Remarkably, restoration of euthyroidism did not result in pronounced improvement of ocular signs, especially proptosis. This feature of pediatric GO is well known, but not well understood [7, 9, 14, 16]. Liu et al. and Uretsky and co-workers found persisting proptosis in children during follow-up as long as 6 years [7, 13]. To a certain extent this finding might be explained by the problem of exophthalmometry during adolescence; as measurements tend to increase with age [17, 19] and especially in puberty, this could in part account for the higher values detected in this age group. Nevertheless, the lack of clinical improvement parallel to normalization of thyroid function seems to contrast with GO in adult patients: Perros and co-workers reported that, during an observation period of 1 year, 64.4% of adult GO patients showed improvement of their orbitopathy, restoration of euthyroidism being the only therapeutic intervention [20]. In this latter regard, our study population is quite similar to Perros’ data, as in our patients only treatment with antithyroid drugs was needed to achieve euthyroidism. On the other hand, clinically satisfactory improvement of proptosis is often missing even in the adult population, necessitating decompression surgery.

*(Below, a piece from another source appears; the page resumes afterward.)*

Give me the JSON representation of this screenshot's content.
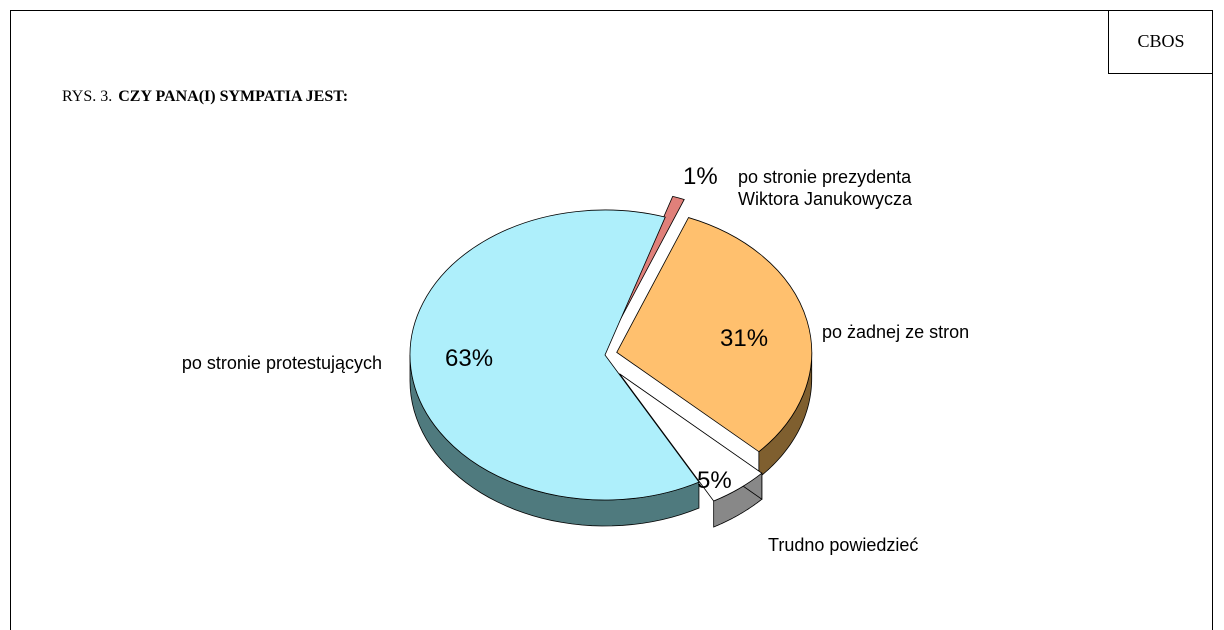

Though our study is small and suffers from bias due to its retrospective nature, we are confident that this lack of GO improvement detected in our patients is not only due to the study design. Obviously, the natural course of childhood GO differs significantly from that seen in adulthood.

In summary, our case series confirms previous data, characterizing pediatric GO to show remarkably little inflammatory activity and to lack severe, sight-threatening complications. While this difference may in part be attributed to differing smoking habits—explaining the more pronounced inflammatory component and eye muscle involvement in adult GO patients [21]—the low tendency to improve as euthyroidism is restored still remains to be explained.